Agostino S., classe 1976, è uno di loro. Rapinava banche. Gli restano 4 anni e 4 mesi dentro, al lordo di possibili misure alternative alla detenzione e liberazioni anticipate, lo scomputo di giorni per “buona condotta”. Certifica: “Il carcere è cambiato molto. Io lo posso dire. Nel ’95 ero già stato a San Vittore e ho girato altri istituti. La differenza l’ha fatta la fine del regime a celle chiuse e del sovraffollamento. Finalmente si respira. E se sei un privilegiato, come me, finisci alla Nave, ti metti sotto e lavori per l’amministrazione”.

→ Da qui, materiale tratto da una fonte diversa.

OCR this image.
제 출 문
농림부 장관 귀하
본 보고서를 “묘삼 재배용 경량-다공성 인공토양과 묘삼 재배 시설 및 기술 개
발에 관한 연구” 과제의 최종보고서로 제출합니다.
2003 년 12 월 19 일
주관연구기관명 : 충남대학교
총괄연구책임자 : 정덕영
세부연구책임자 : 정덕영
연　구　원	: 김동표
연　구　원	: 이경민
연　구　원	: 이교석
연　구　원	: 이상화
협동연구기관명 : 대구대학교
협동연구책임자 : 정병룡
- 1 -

Prima i detenuti rimanevano confinati in pochi metri quadrati per 20-22 ore al giorno. Ora le porte blindate vengono sbloccate alle 8 di mattina e serrate alle 8 di sera, tranne che in alcuni angoli dell’istituto, e gli “inquilini” possono camminare nei corridoi e usare gli spazi comuni. Mohamed K., 30 anni e origini africane, anche lui dentro per rapina e non nuovo alla prigione, conferma. La qualità della detenzione, sempre pesante, è mutata “e in meglio”. Piccoli accorgimenti, come il poter acquistare un frigo da pic nic e disporre di un congelatore di reparto, tamponano qualche lacuna. La biblioteca del carcere offre una abbondante scelta di titoli, i volontari propongono corsi e attività. “Certo – dice – poi ci manca sempre la cosa più importante: la libertà”.

Per chi sta fuori, con la voglia di galera che torna a ondate, la privazione può sembrare nulla. Per Massimo B., imprenditore di 35 anni, è la condizione che lo ha staccato dal figlio di sei anni, ignaro che lui si trovi qui, e da una esistenza senza scossoni. “Per me – racconta – è la prima volta in carcere, per un reato da niente del 2007. Sono qui da 14 giorni, probabilmente presto mi sposteranno in una struttura per definitivi. I concellini non danno problemi, gli educatori e il resto del personale sono gentili, le guardie disponibili. Il momento più brutto è stato l’ingresso. Ma ora sto abbastanza bene. Non avevo idea di cosa potesse essere il carcere, da uomo libero, e non ci avevo mai pensato. E’ un mondo a parte“.